While this window first introduces the crack developing in Diana and Bessian’s relationship, the author uses another metaphorical window to show that crack widening into a rift. After a long day of traveling through the mountains, when the Vorpsis finally reach their room in the Kulla of Orosh, they find a dimly lit chamber with a ‘ heavy oak bed’ covered by a ‘ red woollen coverlet with a deep nap’ (pg. 122). But unlike most other newlywed husbands, this cosy environment does not excite Bessian. Instead, the first thing he does is to ‘(go) to one of the windows’ (pg. 122). And through that window, he sees an area of vast darkness. But the part of it which attracts him is a ‘ glimmer’ of light right near the bottom of his view (pg. 124). He is curious about it (beckoning to the servant asking ‘ What is that, down there?’) (pg. 122) and even fascinated by it (describing it as a ‘ glimmer in the darkness, like a candle shining on death’) (pg. 124).

But when Bessian calls Diana to look at the view he has been admiring, all she sees is ‘ darkness’ ‘ hover(ing) over an abyss’ (pg. 123). Bessian wants to show her the light that he is fascinated by. ‘ There’ he says, ‘ down there, don’t you see the light?’ (pg. 123). But Diana sees nothing, ‘ she is penetrated by the vastness of the night and shivers’. Upon trying repeatedly, due to her own will to find that light her husband keeps talking about, she finally sees a ‘ feeble reddish glow on the rim of the abyss’ (pg. 123). But that light isn’t warm or lively, it is ‘ flickering wanly, about to be swallowed up by the night’ (pg. 126) and ironically it originates from the darkest of places, the famous Gjaks gallery where all the murderers from the Rrafsh wait to pay the blood tax.

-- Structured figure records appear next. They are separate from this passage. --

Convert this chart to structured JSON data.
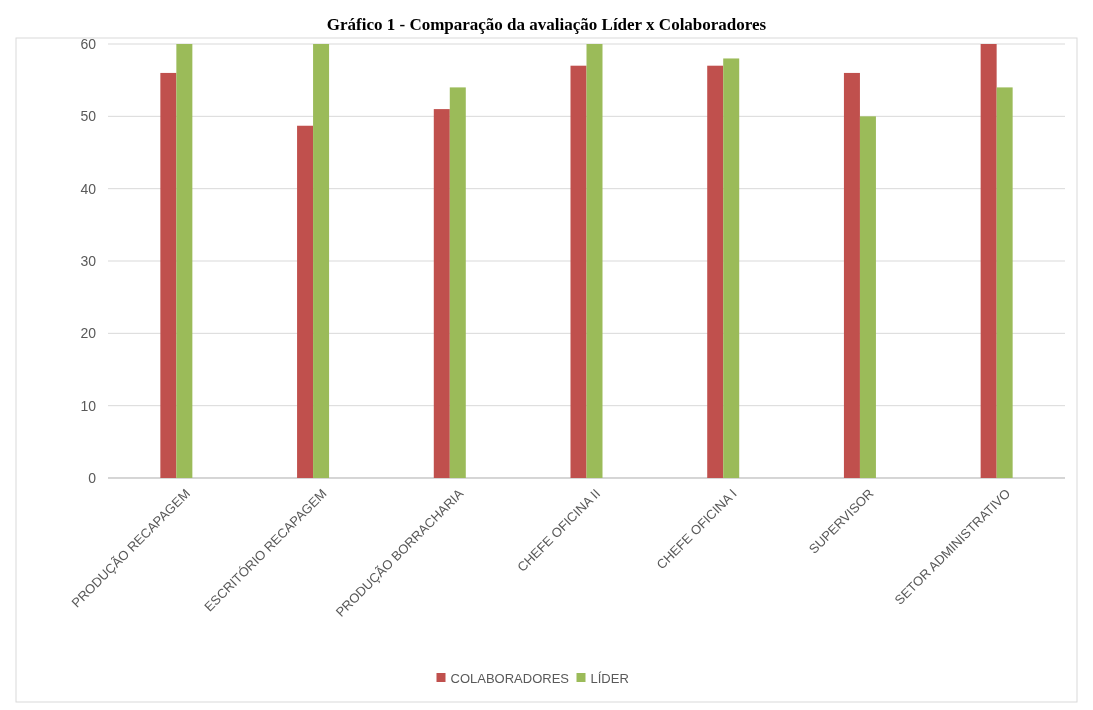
{
  "chart_data": {
    "type": "bar",
    "title": "Gráfico 1 - Comparação da avaliação Líder x Colaboradores",
    "categories": [
      "PRODUÇÃO RECAPAGEM",
      "ESCRITÓRIO RECAPAGEM",
      "PRODUÇÃO BORRACHARIA",
      "CHEFE OFICINA II",
      "CHEFE OFICINA I",
      "SUPERVISOR",
      "SETOR ADMINISTRATIVO"
    ],
    "series": [
      {
        "name": "COLABORADORES",
        "color": "#c0504d",
        "values": [
          56,
          48.7,
          51,
          57,
          57,
          56,
          60
        ]
      },
      {
        "name": "LÍDER",
        "color": "#9bbb59",
        "values": [
          60,
          60,
          54,
          60,
          58,
          50,
          54
        ]
      }
    ],
    "ylim": [
      0,
      60
    ],
    "yticks": [
      0,
      10,
      20,
      30,
      40,
      50,
      60
    ],
    "grid": "y",
    "legend": "bottom"
  }
}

This window and the view outside of it is a metaphor of the Kanun and the Vorpsis’ experiences with it. In fact it tells their complete story. Unsatisfied by his comfortable life in Tirana (and here, in his room in the Kulla of the prince of Rrafsh), Bessian is fascinated by something far away from him with which he has no actual link, the Kanun. And ignoring its ‘ darkness’ and tragedy, he sees a glimmer of light (its sinister beauty and ‘ grandeur’) (pg. 124) instead. Due to this obsession of his, he takes his new wife to go honeymooning in the land of his dreams, ‘ The Accursed Mountains’ (pg. 62). During their journey, Bessian tries to point out all the things he is fascinated about in the Kanun (his precious ‘ light’) to his wife, but she is unable to see it. Instead, she is overwhelmed by all the gloominess and death surrounding her. The ‘ icy coldness’ of the region ‘ passes right through her’ like the coldness of the glass of that window did (pg. 123). Even so, due to Bessian’s persistent tries, Diana is finally able to find that ‘ lost glimmer of light in the chaos of darkness’ (pg. 126). But it is not the ‘ grandeur’ of the Kanun that she sees in it. She is instead fascinated by a person, a man who is able to ‘ face that darkness and primal chaos of creation’ and ‘ wanders forbidden roads, bearing omens of death in his hands’ (pg. 126). Her glimmer of light in that abyss of darkness is Gjorg, ‘ her black prince’. She sees him in the ‘ redness of (that) primeval fire’ originating from the Gjaks’ gallery where he had been just three days ago (pg. 126).

Thus, this metaphorical window clearly establishes Diana and Bessian’s contrasting views about the Kanun and the distance it is causing between them. Bessian’s obsession with the Kanun is unmistakably wrecking his marriage but he is unwilling to acknowledge it. This failing chemistry between him and Diana is juxtaposed with the one blossoming between her and Gjorg, who being a victim of the Kanun, has become of ‘ enormous size’ in her eyes (pg. 126). Both Diana and Bessian want each other to understand their own respective feelings but they are unable to do so. This creates distance between them. At the same time, it was through a window only that Diana and Gjorg had seen each other for the first time and fallen in love. This shows the other significance of the windows, to show the making and breaking of relationships.